Desperdício de tempo
Em uma sala próxima, onde fomos orientados a aguardar, lembrei que eu não havia pago o exame. Minha esposa voltou ao guichê, onde o rapaz agradeceu e admitiu que havia esquecido de cobrar. Feito o pagamento, ele entregou o comprovante da operação em outra folha A4, desta vez com a impressão ocupando 1/12 avos do papel. Aumentei minha preocupação com o desperdício de papel e operações que não pareciam ter fim.
Depois de 30 minutos de espera, resolvemos perguntar para uma funcionária que estava próxima se o exame iria demorar, pois havia ultrapassado o horário marcado. Ela explicou que o médico estava em outro procedimento. Quando uma jovem que também aguardava para ser submetida a um exame perguntou se mamografia precisava ser realizada por médico, uma outra funcionária disse que mamografias e outros exames da mesma modalidade eram, na verdade, realizados em outra sala...
Em vez de ser atendido às 8h20min, como estava agendado, fui chamado às 10h10min. Tanto eu quanto a jovem que aguardava ao meu lado tivemos de ser encaixados na fila dos demais, na sala correta, um atraso retardando o outro. Perdi uma manhã inteira de trabalho em razão da falta de processos e da visível confusão operacional da clínica.
Como a IA pode ajudar
Como trabalho com empresas de IA e vejo na minha rotina os avanços da tecnologia, fiz questão de contabilizar a quantidade de momentos em que a automatização teria proporcionado agilidade a um atendimento simples, reduzindo a perda de tempo tanto de funcionários quanto de pacientes.

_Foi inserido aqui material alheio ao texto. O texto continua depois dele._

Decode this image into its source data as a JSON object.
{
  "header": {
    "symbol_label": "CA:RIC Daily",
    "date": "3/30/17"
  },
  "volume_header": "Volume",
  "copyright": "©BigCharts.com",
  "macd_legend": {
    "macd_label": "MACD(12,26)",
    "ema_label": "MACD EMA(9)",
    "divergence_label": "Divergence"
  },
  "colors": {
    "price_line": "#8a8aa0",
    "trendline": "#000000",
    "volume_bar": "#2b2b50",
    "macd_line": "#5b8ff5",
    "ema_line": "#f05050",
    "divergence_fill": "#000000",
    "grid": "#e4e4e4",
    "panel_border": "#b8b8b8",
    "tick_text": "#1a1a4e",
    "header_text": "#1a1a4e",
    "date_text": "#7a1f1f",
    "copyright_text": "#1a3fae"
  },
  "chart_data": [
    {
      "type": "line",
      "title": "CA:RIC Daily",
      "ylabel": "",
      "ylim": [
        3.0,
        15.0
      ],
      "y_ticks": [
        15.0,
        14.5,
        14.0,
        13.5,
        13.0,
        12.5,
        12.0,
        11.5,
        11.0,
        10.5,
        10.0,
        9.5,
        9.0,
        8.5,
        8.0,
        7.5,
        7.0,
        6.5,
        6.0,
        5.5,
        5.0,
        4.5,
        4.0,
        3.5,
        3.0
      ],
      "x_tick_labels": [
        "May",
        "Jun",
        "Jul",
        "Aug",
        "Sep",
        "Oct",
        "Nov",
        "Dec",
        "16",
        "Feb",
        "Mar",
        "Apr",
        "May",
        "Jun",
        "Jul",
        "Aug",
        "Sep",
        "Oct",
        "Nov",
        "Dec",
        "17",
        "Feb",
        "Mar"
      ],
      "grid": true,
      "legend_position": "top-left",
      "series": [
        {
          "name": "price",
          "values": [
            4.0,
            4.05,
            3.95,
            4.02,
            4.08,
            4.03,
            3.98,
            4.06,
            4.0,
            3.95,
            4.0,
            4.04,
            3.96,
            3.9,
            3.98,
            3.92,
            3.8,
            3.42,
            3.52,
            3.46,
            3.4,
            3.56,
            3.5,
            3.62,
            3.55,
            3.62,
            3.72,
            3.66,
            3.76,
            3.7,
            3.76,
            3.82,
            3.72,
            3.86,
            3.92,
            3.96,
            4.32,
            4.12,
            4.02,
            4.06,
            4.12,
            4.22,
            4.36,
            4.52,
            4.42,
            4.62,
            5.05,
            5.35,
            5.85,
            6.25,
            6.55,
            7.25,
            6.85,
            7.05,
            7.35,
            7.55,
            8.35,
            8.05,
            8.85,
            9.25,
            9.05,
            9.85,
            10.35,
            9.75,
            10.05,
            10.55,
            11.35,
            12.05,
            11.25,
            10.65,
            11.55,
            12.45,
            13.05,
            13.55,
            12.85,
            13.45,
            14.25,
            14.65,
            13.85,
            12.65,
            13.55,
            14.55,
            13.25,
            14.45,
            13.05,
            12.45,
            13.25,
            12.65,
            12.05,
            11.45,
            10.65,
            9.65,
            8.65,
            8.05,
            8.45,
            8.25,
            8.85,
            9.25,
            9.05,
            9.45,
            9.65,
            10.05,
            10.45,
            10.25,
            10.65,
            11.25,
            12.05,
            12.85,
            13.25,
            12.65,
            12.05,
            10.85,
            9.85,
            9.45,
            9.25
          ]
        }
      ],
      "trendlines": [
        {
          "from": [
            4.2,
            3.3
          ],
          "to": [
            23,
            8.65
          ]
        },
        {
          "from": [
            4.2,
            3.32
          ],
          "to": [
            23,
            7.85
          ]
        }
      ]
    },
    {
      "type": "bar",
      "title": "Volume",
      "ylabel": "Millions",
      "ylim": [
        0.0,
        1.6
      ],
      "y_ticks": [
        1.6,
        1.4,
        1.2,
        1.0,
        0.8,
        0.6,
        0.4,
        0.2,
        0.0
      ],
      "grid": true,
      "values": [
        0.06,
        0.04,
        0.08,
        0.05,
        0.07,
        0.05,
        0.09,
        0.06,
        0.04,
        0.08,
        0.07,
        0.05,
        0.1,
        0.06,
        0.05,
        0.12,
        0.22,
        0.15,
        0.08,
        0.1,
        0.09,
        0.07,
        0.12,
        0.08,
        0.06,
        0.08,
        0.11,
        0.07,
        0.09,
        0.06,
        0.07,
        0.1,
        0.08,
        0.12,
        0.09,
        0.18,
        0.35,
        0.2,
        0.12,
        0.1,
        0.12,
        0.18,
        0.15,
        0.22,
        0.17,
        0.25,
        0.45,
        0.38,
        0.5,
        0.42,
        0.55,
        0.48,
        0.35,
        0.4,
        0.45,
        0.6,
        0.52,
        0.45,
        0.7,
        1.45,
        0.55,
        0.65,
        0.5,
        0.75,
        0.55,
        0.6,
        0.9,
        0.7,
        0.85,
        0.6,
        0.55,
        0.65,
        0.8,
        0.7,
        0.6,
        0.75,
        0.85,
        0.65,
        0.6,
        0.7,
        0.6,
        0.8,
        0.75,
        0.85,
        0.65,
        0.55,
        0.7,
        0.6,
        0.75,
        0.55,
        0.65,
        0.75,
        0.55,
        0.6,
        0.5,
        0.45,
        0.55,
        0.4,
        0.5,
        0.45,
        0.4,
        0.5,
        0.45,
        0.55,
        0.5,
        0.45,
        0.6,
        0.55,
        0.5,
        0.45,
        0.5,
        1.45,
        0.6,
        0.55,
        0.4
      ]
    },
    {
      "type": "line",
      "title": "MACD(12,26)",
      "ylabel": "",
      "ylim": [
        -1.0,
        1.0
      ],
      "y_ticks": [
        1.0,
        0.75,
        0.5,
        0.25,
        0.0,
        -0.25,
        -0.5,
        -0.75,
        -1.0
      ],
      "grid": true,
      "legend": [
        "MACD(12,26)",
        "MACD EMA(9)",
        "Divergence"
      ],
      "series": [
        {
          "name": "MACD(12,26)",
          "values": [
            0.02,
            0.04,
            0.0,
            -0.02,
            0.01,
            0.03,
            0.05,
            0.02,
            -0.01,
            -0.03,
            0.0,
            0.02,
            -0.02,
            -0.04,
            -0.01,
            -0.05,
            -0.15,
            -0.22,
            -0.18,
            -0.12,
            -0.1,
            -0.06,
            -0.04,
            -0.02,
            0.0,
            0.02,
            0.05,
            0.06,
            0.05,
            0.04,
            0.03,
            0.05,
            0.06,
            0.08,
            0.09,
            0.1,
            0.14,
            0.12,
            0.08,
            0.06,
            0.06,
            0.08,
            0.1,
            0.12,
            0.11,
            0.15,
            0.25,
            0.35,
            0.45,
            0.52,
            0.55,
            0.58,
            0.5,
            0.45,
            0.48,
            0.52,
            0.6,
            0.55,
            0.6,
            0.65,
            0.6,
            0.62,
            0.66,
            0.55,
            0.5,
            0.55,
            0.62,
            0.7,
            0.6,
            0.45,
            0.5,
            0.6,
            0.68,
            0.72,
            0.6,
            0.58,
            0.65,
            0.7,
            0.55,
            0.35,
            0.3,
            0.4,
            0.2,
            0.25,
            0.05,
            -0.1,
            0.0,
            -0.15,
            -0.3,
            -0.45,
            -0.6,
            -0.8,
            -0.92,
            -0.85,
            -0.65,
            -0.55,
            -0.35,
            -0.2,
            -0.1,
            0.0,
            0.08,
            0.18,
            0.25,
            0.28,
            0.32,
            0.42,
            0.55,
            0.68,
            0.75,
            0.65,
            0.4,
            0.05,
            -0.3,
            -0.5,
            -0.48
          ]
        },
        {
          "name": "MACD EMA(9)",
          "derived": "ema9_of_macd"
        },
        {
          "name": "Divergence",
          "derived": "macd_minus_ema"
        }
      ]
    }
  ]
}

Também me chamou a atenção o desperdício de papel em diversas etapas do atendimento e a exposição a erros aos quais os funcionários estão submetidos: se não fosse a nossa honestidade, eu teria feito um exame sem pagar, apesar da contratação dizer o contrário.
Quando leio ou escrevo a respeito dos atributos da tecnologia de IA e do modelo de apoio à gestão de hospitais e clínicas, fico a imaginar o salto de qualidade que vamos dar em uma área tão sensível para o ser humano quanto a da saúde.
Seja bem-vinda, inteligência artificial.
Aliada à inteligência humana, trará inúmeros benefícios, permitirá mais investimentos no que é essencial e poupará tempo e vidas.